"ÇIRPINIRDIN KARADENİZ... "
Her kelimenin, her sözün, her cümlenin, bir his ile, bir fikirle, bir aşkla, bir sıkıntı, emel, ezâ, zulüm veya hazla irtibatı vardır.
Kelimelerin iskeletine değil; hamuruna, özüne, mayasına bakmak lâzımdır. Ne ile mayalanmış, ne ile yoğrulmuştur, ona bakmak lâzımdır.
Bizim, bir başka marşımız daha vardır: " Çırpınırdın Karadeniz!"
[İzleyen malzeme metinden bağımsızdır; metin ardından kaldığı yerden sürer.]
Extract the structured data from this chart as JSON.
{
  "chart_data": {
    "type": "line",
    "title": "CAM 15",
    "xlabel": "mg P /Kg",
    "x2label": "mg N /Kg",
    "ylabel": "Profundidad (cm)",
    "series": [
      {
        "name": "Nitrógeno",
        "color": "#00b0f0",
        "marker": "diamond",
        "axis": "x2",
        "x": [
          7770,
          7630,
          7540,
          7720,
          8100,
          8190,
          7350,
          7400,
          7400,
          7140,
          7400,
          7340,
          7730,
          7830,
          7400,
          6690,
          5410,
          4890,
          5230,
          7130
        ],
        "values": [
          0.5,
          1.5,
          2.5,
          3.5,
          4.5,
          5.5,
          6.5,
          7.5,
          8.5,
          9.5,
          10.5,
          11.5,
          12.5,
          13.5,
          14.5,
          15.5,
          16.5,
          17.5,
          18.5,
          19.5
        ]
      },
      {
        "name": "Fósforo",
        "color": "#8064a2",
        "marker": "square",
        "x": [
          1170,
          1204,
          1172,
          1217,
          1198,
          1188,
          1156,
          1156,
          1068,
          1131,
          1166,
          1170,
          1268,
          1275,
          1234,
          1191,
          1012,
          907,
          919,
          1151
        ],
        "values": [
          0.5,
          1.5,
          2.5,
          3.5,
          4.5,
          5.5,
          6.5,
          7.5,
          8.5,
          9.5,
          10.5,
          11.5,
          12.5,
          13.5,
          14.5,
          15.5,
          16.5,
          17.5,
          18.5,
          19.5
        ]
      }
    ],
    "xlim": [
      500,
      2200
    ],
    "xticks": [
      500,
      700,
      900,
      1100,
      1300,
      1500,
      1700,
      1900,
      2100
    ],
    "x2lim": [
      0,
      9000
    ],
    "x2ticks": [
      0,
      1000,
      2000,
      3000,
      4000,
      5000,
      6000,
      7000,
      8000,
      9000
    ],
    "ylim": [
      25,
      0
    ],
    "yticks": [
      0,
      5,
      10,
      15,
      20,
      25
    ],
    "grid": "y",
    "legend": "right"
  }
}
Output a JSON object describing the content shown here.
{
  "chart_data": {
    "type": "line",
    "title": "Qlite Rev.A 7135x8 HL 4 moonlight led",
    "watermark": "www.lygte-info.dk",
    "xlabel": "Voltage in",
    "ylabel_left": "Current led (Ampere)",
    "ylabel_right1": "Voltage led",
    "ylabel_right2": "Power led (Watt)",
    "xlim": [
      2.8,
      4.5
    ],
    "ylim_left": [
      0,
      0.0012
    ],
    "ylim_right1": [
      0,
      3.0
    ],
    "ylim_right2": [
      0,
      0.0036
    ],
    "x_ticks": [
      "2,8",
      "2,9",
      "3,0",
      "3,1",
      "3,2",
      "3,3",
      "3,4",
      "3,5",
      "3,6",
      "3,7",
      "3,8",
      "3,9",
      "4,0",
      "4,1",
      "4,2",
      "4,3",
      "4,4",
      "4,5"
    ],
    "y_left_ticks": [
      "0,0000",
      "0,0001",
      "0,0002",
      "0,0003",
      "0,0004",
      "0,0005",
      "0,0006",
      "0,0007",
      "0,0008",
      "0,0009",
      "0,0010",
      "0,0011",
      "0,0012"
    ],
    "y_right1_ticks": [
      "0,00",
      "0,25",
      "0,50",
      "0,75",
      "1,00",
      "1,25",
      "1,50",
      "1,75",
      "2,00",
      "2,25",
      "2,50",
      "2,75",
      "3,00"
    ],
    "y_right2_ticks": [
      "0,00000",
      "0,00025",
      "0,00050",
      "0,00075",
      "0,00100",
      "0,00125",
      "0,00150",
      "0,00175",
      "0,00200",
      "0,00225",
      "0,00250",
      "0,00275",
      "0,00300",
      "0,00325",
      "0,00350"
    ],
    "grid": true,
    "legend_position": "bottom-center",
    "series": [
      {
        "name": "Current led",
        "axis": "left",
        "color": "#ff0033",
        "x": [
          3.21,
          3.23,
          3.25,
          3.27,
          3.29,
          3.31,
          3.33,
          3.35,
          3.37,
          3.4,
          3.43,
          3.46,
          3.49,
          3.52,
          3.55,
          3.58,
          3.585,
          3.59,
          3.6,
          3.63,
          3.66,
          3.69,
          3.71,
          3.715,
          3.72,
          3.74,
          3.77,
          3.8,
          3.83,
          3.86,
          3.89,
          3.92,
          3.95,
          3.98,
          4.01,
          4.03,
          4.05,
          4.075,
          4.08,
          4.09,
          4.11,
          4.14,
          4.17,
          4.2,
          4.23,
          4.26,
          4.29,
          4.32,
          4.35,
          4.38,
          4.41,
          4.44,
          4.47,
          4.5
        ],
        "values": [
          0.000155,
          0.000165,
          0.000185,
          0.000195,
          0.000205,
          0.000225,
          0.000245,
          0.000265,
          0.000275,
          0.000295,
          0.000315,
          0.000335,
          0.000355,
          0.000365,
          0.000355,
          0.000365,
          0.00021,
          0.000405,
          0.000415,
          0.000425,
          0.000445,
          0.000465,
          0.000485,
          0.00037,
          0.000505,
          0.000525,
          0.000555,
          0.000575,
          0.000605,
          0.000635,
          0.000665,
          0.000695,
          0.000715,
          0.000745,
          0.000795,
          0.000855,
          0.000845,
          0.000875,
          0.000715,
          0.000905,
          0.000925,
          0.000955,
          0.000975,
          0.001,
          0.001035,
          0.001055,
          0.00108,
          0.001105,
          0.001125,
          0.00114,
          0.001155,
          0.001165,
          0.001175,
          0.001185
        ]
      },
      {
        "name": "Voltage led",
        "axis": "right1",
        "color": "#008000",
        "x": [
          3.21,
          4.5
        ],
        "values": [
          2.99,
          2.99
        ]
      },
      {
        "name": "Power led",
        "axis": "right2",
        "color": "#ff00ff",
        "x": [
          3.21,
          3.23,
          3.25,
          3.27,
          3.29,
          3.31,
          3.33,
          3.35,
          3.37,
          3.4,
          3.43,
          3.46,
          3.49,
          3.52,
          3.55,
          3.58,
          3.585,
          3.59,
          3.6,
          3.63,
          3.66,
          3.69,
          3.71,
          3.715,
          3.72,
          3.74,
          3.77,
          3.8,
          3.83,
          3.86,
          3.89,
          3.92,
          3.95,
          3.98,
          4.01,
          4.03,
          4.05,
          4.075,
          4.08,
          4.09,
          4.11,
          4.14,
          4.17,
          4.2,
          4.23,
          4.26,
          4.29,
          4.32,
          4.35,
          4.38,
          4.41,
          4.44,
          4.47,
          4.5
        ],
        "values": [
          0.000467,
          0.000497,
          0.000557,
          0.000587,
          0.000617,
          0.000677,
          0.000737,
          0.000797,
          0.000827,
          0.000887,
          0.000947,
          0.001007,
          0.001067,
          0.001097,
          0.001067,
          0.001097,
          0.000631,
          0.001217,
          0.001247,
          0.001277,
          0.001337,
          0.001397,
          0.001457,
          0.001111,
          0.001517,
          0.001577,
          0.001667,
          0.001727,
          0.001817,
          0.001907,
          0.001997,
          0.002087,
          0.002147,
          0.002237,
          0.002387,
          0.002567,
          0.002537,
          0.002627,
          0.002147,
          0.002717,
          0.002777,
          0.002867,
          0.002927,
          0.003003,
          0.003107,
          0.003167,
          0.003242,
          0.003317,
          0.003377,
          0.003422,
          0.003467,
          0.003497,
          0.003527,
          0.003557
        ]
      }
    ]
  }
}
İlk beyti bile bütün arzuları, emelleri, sıkıntıları, hasretleri, eziyetleri, ülküleri ortaya dökmeye yeterlidir:
"Çırpınırdın Karadeniz bakıp Türkün Bayrağına
Ah diyerdim heç ölmezdim düşebilsem ayağına"
Ve devam ediyor:
Ayrı düşmüş dost elinden yıllar var ki çarpar sinem
Vefâlıdır geldi giden yol ver Türk’ün bayrağına
İnciler dök gel yoluna sırmalar diz sağ soluna
Fırtınalar dursun yana selâm Türk’ün bayrağına
Hamidiye ve Türk kanı hiç birinin bitmez şanı
Kazbek olsun ilk kurbanı selâm Türk’ün bayrağına
Dost elinden esen yeller bana şiir selâm söyler
Olsun bizim bütün eller kurban Türk’ün bayrağına"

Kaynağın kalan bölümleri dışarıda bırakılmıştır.